AI Education For K12
2020. Xiaoyu Wan, Xiaofei Zhou, Zaiqiao Ye, Chase K. Mortensen, and Zhen Bai. "SmileyCluster: supporting accessible machine learning in K-12 scientific discovery". In Proceedings of the 2020 Conference on Interaction Design and Children (IDC 2020).
2019. Zhen Bai, Zaiqiao Ye, Xiaoyu Wan, Zhaoxiong Ding. "FaceOverlay: Supporting Learning of Cluster Analysis for Scientific Discovery." AIED 2019: International Conference on Artificial Intelligence in Education. Accepted to Workshop on “K12 AI education”. Chicago, IL, United States, June 25, 2019
*In this project team, I worked as a master thesis intern. I lead the design and development of the learning system, including the data visualization of the ML narratives. I also participated in the organization of the learning workshop and analyzed the data. This project also serves as part of my master thesis.
Introduction
There is an increasing need to prepare young learners to be Artificial Intelligence (AI) capable for the future workforce and everyday life. Machine Learning (ML), as an integral subfield of AI, has become the new engine that revolutionizes practices of knowledge discovery. Making ML experience accessible to young learners, however, remains challenging due to its high demand for mathematical and computational skills. This research focuses on designing novel learning environments that help demystify ML technologies for K-12 students, and also investigating new opportunities for maximizing ML accessibility through integration with scientific discovery in STEM education. We developed SmileyCluster - a hands-on and collaborative learning environment that utilizes glyph-based data visualization and superposition comparative visualization to assist learning an entry-level ML technology, namely k-means clustering. Findings from an initial case study with high school students in a pre-college summer program show that SmileyCluster leads to positive change in learning ML concepts, methods and sense-making of patterns. The findings of this study also shed light on understanding ML as a data-enabled approach to support evidence-based scientific discovery in K-12 STEM education.

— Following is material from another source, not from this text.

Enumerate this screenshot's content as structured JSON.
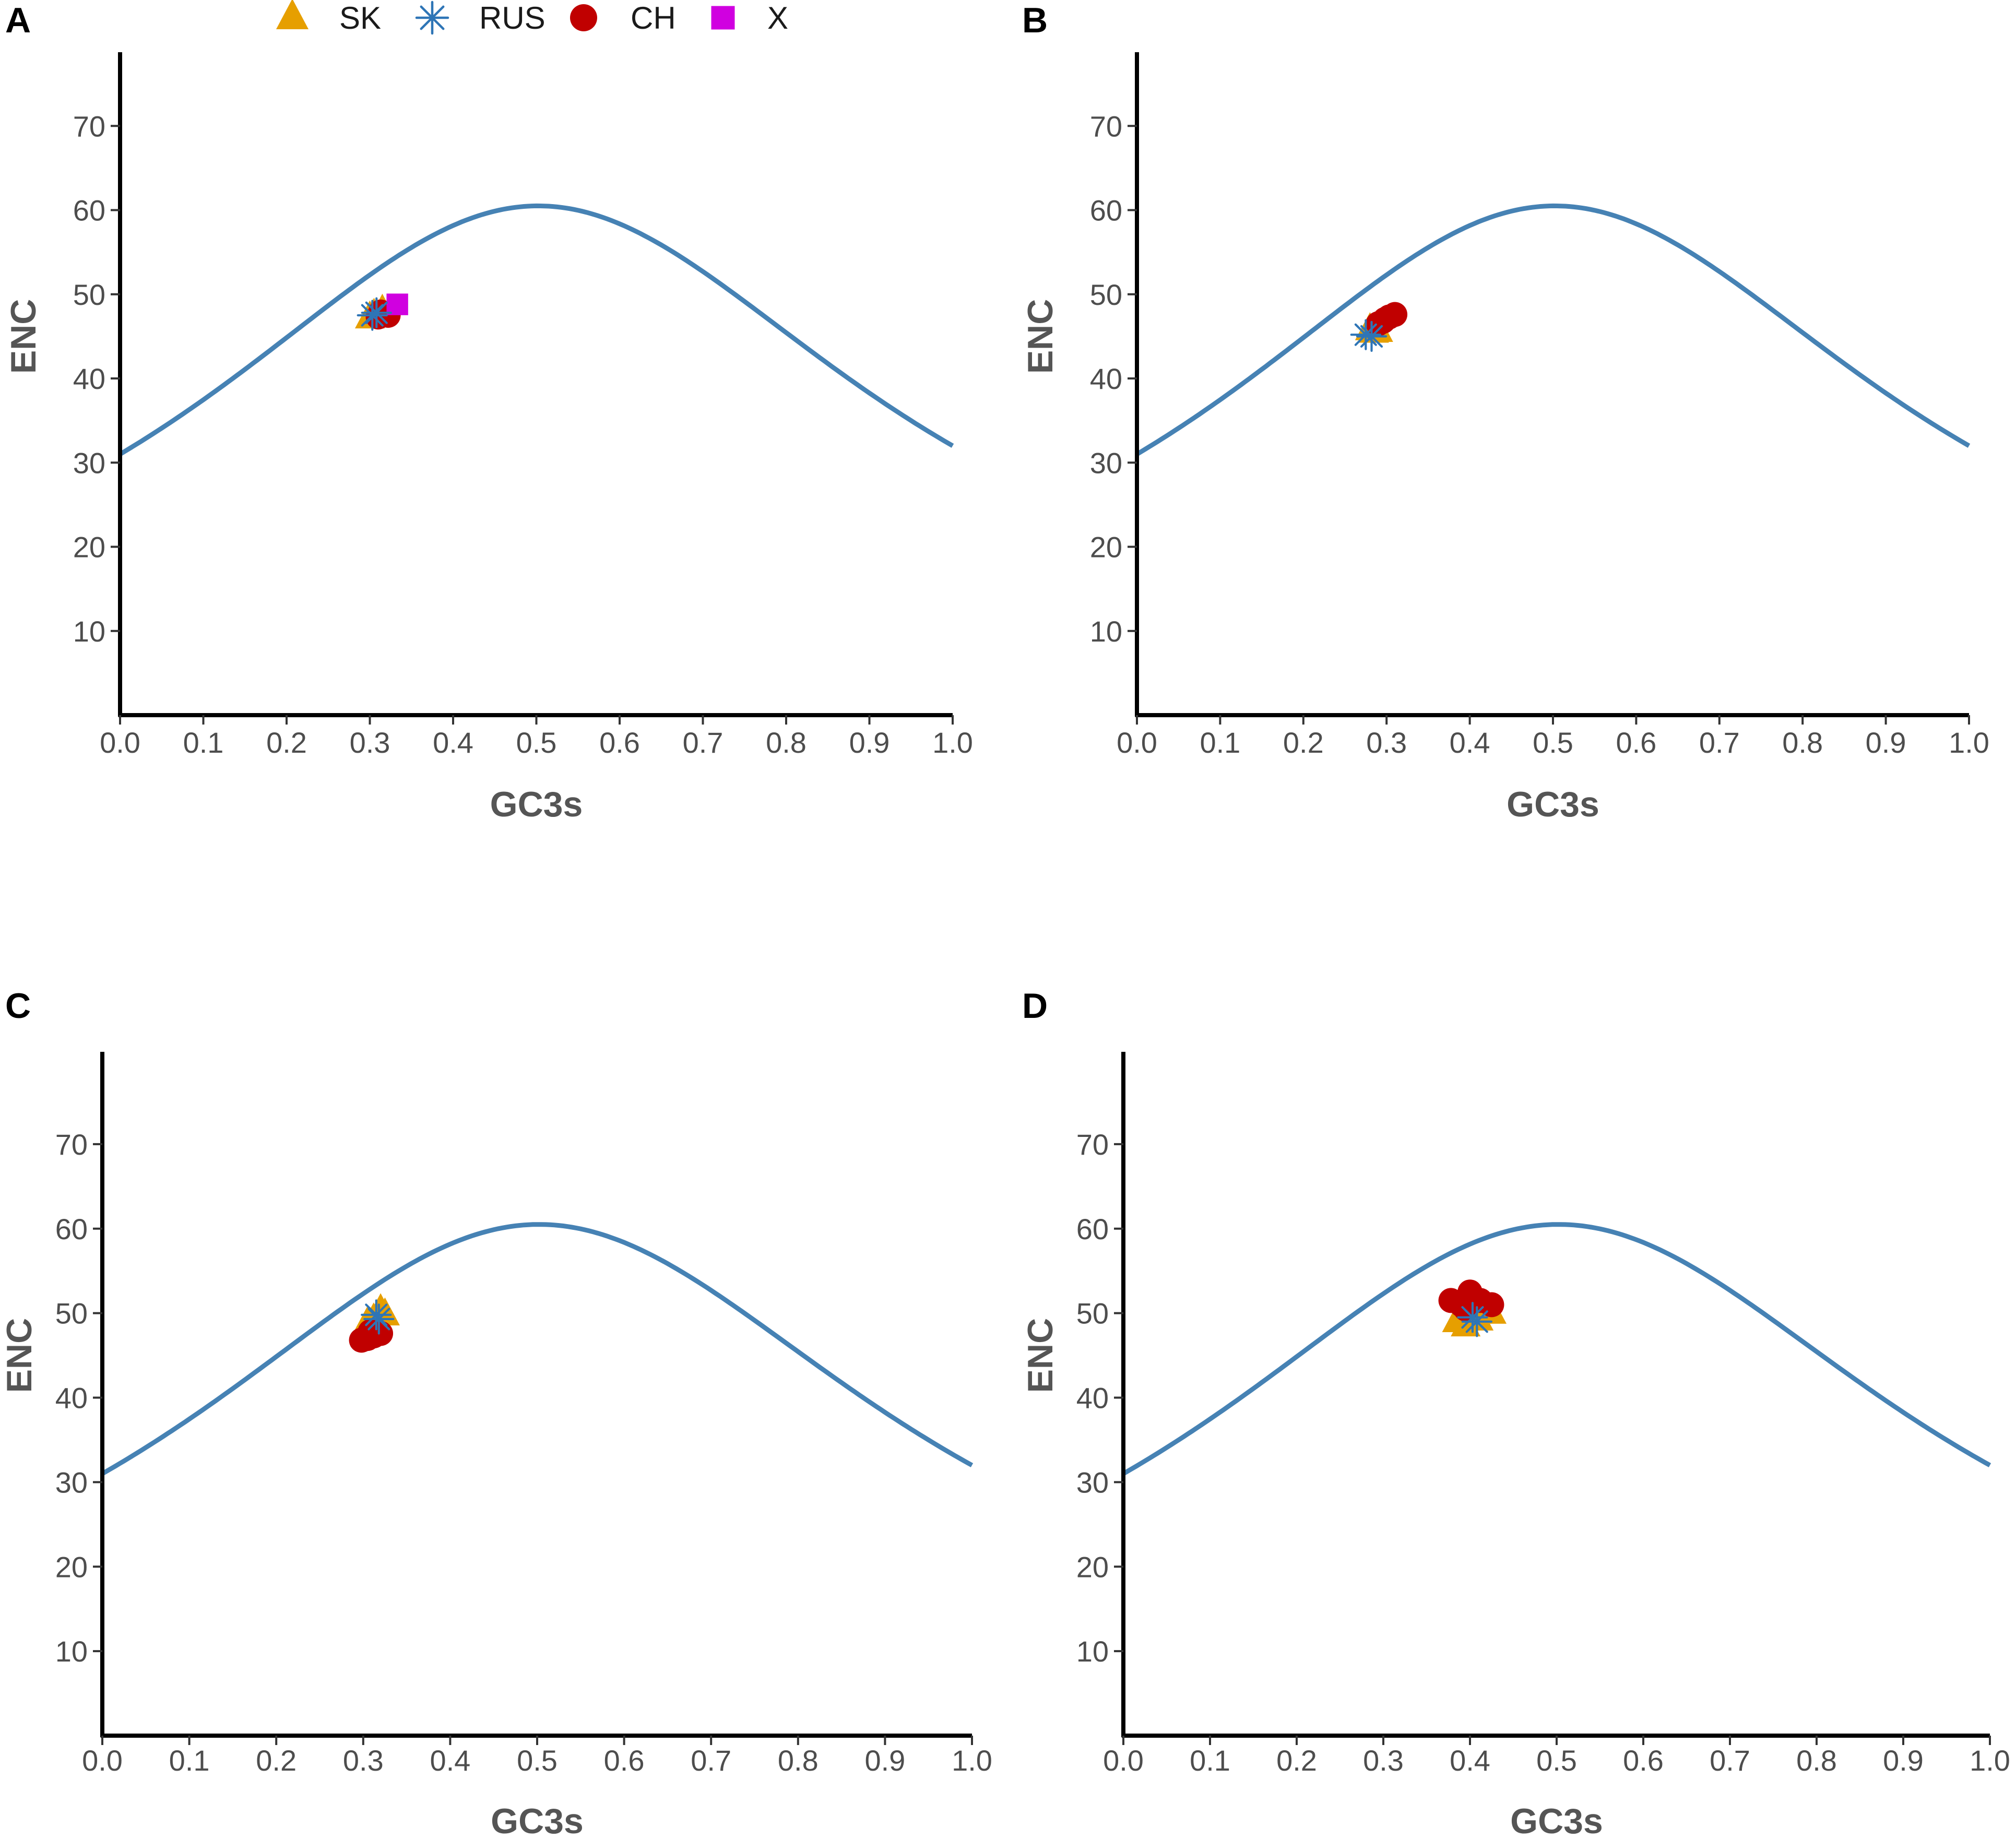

Visualization of Machine Learning Data Points
(Designed together with Dr. Bai Zhen)



Learning System Design
(Designed together with Dr. Bai Zhen, developed with Chase K. Mortensen)






Learning Workshop
(Organized and analyzed together with Xiaoyu Wan, Xiaofei Zhou and Dr. Bai Zhen)
Participants
We recruited eight participants through the program coordinator of the on-campus pre-college summer program with a total of 12 students enrolled. There were 5 female and 3 male students, between 15-17 years old, with 5 domestic and 3 international students all with sufficient language skills for the class.
Procedure
The study took place in an on-campus computer lab and lasted about 2.5 hours, facilitated by one course instructor and four researchers. When the students showed up in the classroom,
one researcher arranged for students who did not consent to be involved in the study to sit separately with participants of the study. Then the participants sat in pairs of their choice
in front of a computer. The study procedure was (1) 25 minutes class instruction about AI and general difference between supervised and unsupervised learning, without revealing any content about clustering; (2) 15-min pre-study questionnaire about students’ background in machine learning and cluster analysis; (3) 40-min interaction with the system; (4) 15-min post-study questionnaire and (5) 30-min focus group interview. All students in the class took part in the same learning activities, except we did not collect any observation data from
students who did not take part in the study.